Wednesday, May 19, 2010

More "Expat Entertainment," or Successful Isolated Expat Living

My father grew up in Tanzania and later Zimbabwe (then Rhodesia), and his stories of his expat life fueled my childhood imagination. There are few photographs and one precious film reel from that distant time of his life, but in my mind's eye, I've always been able to picture everything in great detail. As a child, I would retell my father's stories to my friends, and without realizing it, made his memories my own.

And these memories periodically return to me as aspects of my own expat life echo that of my father. Food was often scarce, and if someone brought several dozen eggs to the farm, they would eat eggs. For days. In every imaginable reincarnation. Those of you who read this blog regularly know that while my husband and I are thankfully well-fed, we too are often the recipients of someone's bounty. And like my grandmother, I too endeavour to find as many different ways to use the seven heads of Romaine lettuce or the five kilograms of yogurt.

Recently, memories of my father's African evenings have been coming to mind. I picture him and his six siblings sitting in the family's living room, knitting or reading or listening to the shortwave radio, trying desperately not to disturb their father as he reads or writes. My grandmother is writing letters and perhaps someone is rereading a precious letter from Europe aloud to the others. Or they are singing. Or telling stories, erupting into fits of laughter. My father and his siblings, all of whom are still alive today, still enjoy simple, quiet pastimes -- corresponding with each other and far away friends (although a few of my aunts, into their seventies and eighties now, have mastered email!); listening to the radio; and knitting. But I credit their expat upbringing in rural east Africa, which, despite the fond memories, was far from easy.
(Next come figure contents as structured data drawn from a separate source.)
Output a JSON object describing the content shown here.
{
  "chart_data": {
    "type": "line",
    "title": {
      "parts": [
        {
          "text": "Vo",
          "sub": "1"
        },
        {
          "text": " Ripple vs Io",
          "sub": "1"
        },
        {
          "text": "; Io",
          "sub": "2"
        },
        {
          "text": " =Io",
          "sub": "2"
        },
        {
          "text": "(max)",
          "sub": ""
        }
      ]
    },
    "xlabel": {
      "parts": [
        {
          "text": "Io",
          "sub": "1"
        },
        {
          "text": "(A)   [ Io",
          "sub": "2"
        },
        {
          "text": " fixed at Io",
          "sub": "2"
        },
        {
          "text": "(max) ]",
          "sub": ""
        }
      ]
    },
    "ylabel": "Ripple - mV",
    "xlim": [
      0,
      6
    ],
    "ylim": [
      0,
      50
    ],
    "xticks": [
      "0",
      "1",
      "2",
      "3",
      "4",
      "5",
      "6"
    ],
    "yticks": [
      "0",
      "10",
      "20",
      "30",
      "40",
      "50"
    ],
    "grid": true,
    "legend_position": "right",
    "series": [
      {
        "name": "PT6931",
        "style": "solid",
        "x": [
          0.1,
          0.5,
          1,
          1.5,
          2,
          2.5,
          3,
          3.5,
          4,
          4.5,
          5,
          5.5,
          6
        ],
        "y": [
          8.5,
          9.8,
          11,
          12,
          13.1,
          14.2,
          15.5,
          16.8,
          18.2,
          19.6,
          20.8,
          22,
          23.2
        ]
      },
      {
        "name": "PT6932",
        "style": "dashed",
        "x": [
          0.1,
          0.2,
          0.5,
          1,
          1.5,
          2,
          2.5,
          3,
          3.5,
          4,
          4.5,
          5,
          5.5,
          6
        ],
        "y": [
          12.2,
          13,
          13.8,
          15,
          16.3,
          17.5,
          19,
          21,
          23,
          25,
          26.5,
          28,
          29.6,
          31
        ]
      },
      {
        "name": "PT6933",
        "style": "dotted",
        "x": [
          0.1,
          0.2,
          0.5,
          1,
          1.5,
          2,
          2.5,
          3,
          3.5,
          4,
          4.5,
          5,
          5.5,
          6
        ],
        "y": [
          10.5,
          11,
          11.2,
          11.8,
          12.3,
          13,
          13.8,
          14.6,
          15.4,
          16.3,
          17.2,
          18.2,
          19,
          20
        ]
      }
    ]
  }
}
And so whenever I feel sorry for myself, isolated from fancy restaurants or museums, I remind myself of all the resources I do have. I'm happy to say that I really am quite resourceful in this regard; I've written about our murder mystery dinner and our dependence on good books, and now I want to tell you about another secret to successful isolated expat living: finding and tapping into others' expertise.

My friend Oriana Sutorius-Lavoie is an artist and a teacher; my friend Carole and I share the need to 'do art' but feel we lack the talent. So we asked Oriana whether she'd consider teaching us to paint. As so often happens when one simply asks, we discovered that Oriana had already been thinking about how to start an art class! We started a week later, and for a few months now, Carole, Oriana, my husband and I meet every Tuesday evening for a lesson.
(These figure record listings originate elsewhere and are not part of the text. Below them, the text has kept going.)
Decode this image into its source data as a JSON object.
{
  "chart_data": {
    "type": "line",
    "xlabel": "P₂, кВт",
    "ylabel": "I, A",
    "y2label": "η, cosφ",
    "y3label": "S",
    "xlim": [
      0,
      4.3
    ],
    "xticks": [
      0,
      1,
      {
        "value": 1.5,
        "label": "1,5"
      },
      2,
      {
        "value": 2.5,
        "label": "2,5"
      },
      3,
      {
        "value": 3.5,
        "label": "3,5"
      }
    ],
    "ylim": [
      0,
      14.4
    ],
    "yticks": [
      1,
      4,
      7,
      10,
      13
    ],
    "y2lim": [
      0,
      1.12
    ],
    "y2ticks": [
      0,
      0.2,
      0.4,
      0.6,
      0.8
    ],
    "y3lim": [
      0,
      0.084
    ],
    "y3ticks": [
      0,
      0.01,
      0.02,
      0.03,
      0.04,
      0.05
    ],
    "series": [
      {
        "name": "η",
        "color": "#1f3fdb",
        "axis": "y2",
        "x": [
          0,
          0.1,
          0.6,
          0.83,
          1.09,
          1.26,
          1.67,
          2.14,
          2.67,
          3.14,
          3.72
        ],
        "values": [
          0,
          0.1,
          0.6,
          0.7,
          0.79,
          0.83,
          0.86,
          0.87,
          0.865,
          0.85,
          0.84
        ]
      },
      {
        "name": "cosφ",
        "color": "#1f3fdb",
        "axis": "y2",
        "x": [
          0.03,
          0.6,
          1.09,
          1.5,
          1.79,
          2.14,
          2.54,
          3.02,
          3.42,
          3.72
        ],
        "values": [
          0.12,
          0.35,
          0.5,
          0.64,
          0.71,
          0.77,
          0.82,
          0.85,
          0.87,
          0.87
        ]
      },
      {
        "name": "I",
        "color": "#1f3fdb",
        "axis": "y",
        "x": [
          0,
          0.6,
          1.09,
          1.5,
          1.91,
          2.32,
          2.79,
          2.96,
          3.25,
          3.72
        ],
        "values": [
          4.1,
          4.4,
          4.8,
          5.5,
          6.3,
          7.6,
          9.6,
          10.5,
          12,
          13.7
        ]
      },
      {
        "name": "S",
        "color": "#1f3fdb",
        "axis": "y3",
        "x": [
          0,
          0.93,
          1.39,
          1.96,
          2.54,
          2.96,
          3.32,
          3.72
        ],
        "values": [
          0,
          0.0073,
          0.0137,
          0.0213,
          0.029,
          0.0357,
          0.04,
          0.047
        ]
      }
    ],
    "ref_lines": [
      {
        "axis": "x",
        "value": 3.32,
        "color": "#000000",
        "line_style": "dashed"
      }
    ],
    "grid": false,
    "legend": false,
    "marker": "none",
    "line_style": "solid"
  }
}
We use one of our school's art classrooms and its easels; supplies are unfortunately harder to come by -- either ridiculously expensive or impossible to find. But ever resourceful, we found some at Kitapsan, others at local hardware stores; we order some items online from the States or stock up on trips to Europe.

We started with drawing and have only recently begun painting, but we've been fueling our creativity and satisfying our need for 'something more' for months. If I were back in Toronto, I'd either be too busy to take an art class at all (as so often happens when you have everything you could possibly want at your doorstep, you take it for granted and put off taking advantage of it), or I'd be travelling through rush hour traffic one evening a week and paying hundreds of dollars to be one of two dozen students.

*I'm working on a series of 3 paintings based on windows and doors of our current home, Sadık Paşa Konağı, and inspired by Henri Matisse.

*The top photo is of my grandparents' coffee plantation in Tanzania in the 1930s.